Evergrande Raises $9.05 Billion for Unit’s Backdoor Listing
China Evergrande Group said six parties have agreed to invest 60 billion yuan ($9.05 billion) in its Hengda Real Estate subsidiary as the unit conducts a third fundraising round as part of its plan for a backdoor listing.
Evergrande’s spinoff of the unit is part of a broader campaign among offshore-listed Chinese companies that are returning home to list in search of higher valuations. Many of those have privatized from exchanges in New York and Hong Kong to relist at home, while some, like Evergrande, have chosen instead to list some of their largest subsidiaries in China.
The latest fundraising will see four new investors join two others who have previously invested in Hengda, according to an Evergrande announcement filed on Monday to the Hong Kong Stock Exchange.
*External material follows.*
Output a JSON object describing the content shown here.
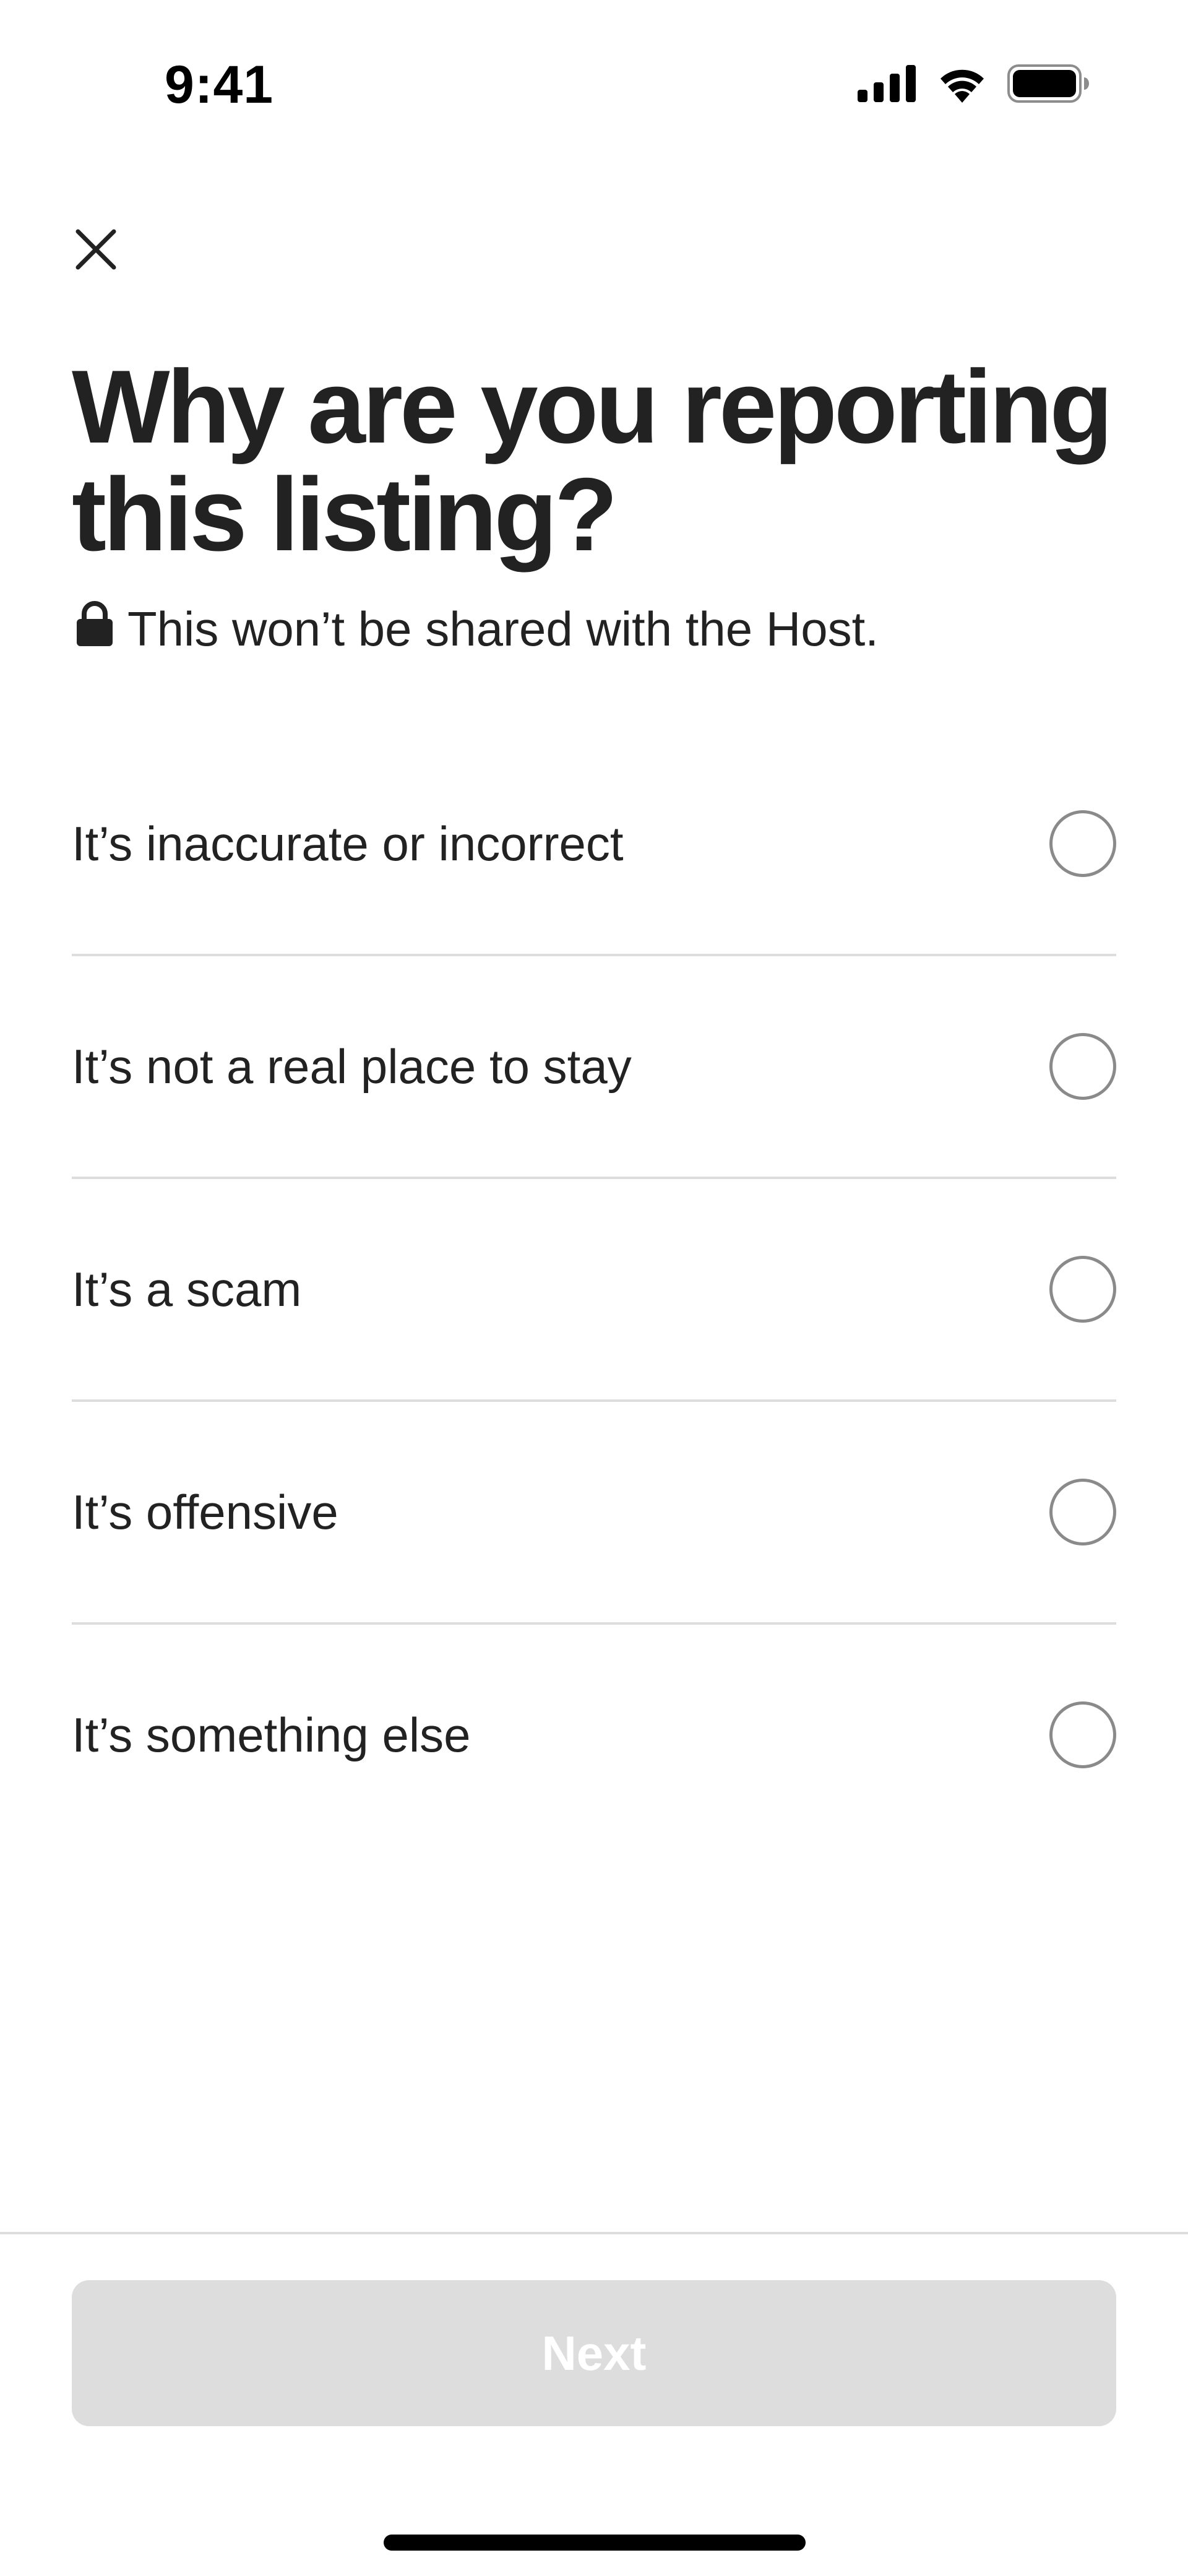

The six investors will get about 14% of the new Hengda Real Estate when the backdoor listing on the Shenzhen Stock Exchange is complete.
Among those, the biggest new investor is Suning Electrical Appliances Group Co. Ltd., a subsidiary of electronics retailing giant Suning Holdings Group, which will contribute 20 billion yuan for 4.7% of Hengda, Evergrande said. Another group of previous investors from northeast China’s Shandong province will provide another 20 billion yuan.
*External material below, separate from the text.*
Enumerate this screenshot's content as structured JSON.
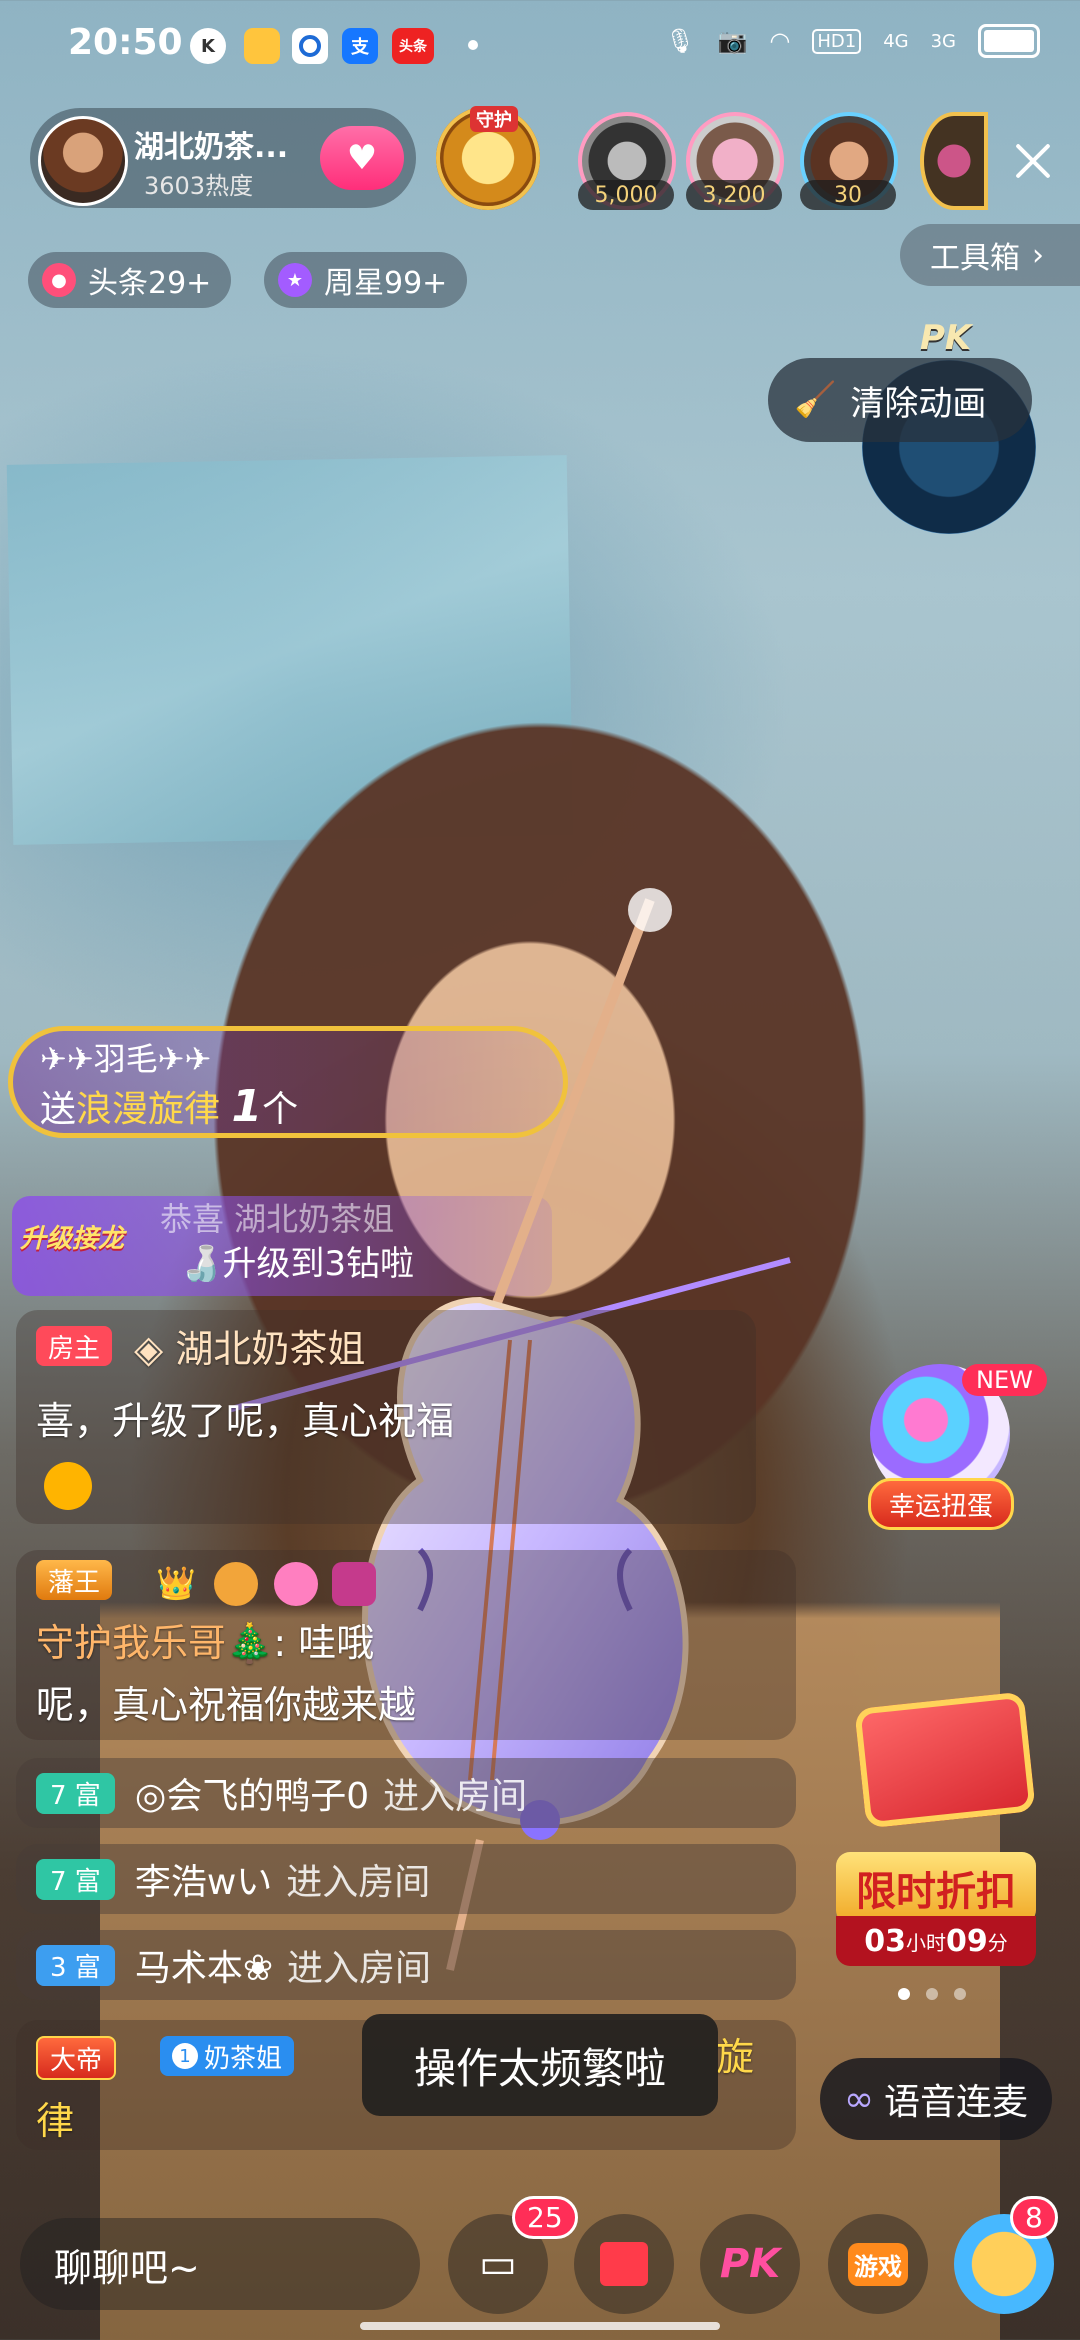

New investors Shenzhen Amer, Guangzhou Yehoo and Ding Xiang Sichuan will each receive about 1.2% in the new Hengda for separate 5 billion yuan investments; and previous investor Jiayu will provide another 5 billion, bringing its total holdings to 1.8%. As part of the latest deal, Evergrande said it has guaranteed that Hengda’s net profit, excluding nonrecurring items, will be at least 50 billion yuan, 55 billion yuan and 60 billion yuan for the three financial years of 2018, 2019 and 2020 respectively.
Following completion of the latest funding round, the new Hengda will be 36.5% owned by outside investors, who have contributed a total of 130 billion yuan over the three funding rounds.
One of Evergrande’s units will remain as Hengda’s largest stakeholder with 63.5% of the newly listed company.
Contact reporter Yang Ge (email@example.com)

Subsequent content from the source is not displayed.